1. Field of the Invention
The present invention relates to a vertical cavity surface emitting laser and an image forming apparatus using the vertical cavity surface emitting laser.
2. Description of the Related Art
A vertical cavity surface emitting laser (VCSEL) can extract light in a vertical direction relative to a semiconductor substrate. Therefore, a two-dimensional array can be easily formed with VCSELs.
Various industrial applications of a surface-emitting laser array are expected, and for example, if a high-density two-dimensional laser array is used, applications to a high-speed high-definition electrophotographic system are possible. In an electrophotographic process, since stable and minute laser spots need to be formed on a photoconductor drum, a stable operation of a single transverse mode and a single longitudinal mode is necessary as a laser characteristic. By using the surface-emitting laser, a current confinement layer can be provided by selective oxidation in an element to limit a light emission area of an active layer, which realizes single transverse mode formation.
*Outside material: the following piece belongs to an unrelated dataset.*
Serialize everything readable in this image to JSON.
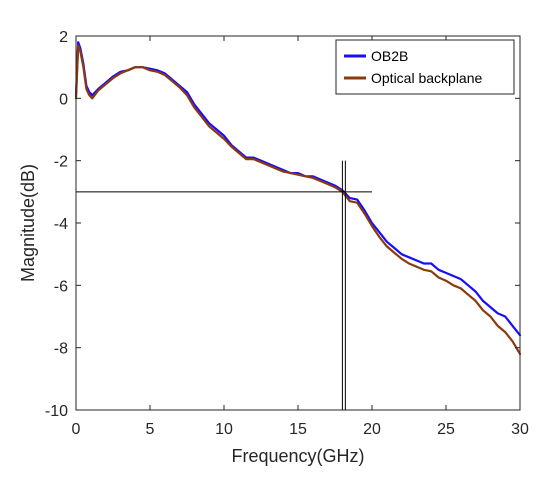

However, if single transverse mode oscillation is attempted based only on this method, the oxide confinement diameter needs to be reduced to about 3 μm, which reduced oxide confinement diameter derives a reduced light emission area and thus it is difficult to obtain a large laser output.
Japanese Patent Application Laid-Open No. 2009-147302 proposes a surface-emitting laser as a method for single transverse mode formation under a larger oxide confinement diameter, the surface-emitting laser attains a single transverse mode oscillation at a high output by elongating a resonator to enlarge a diffraction loss of a higher-order transverse mode compared to a diffraction loss of a basic transverse mode.
The optical layer thickness of a resonator often used in a general surface-emitting laser is about one wavelength or two wavelengths. For example, the physical length of resonator in one-wavelength resonator is conventionally about 0.3 μm in a laser of a 980 nm band used in H. J. Unold et al., IEEE Photonics Technology Letters, Vol. 12, No. 8, August 2000, p. 939-941. Meanwhile, in Unold et al., a spacer layer of 2 to 8 μm is provided in the resonator to increase the resonator length to attain the single transverse mode oscillation with a current confinement layer having an oxide confinement diameter of 7 μm.
S. W. Corzine et al., Photo. Tech. Lett., Vol. 1, No. 3, 1989, p. 52-54 illustrates reducing a threshold current and improving the efficiency by positioning an active layer at a standing wave loop to increase the gain of the active layer.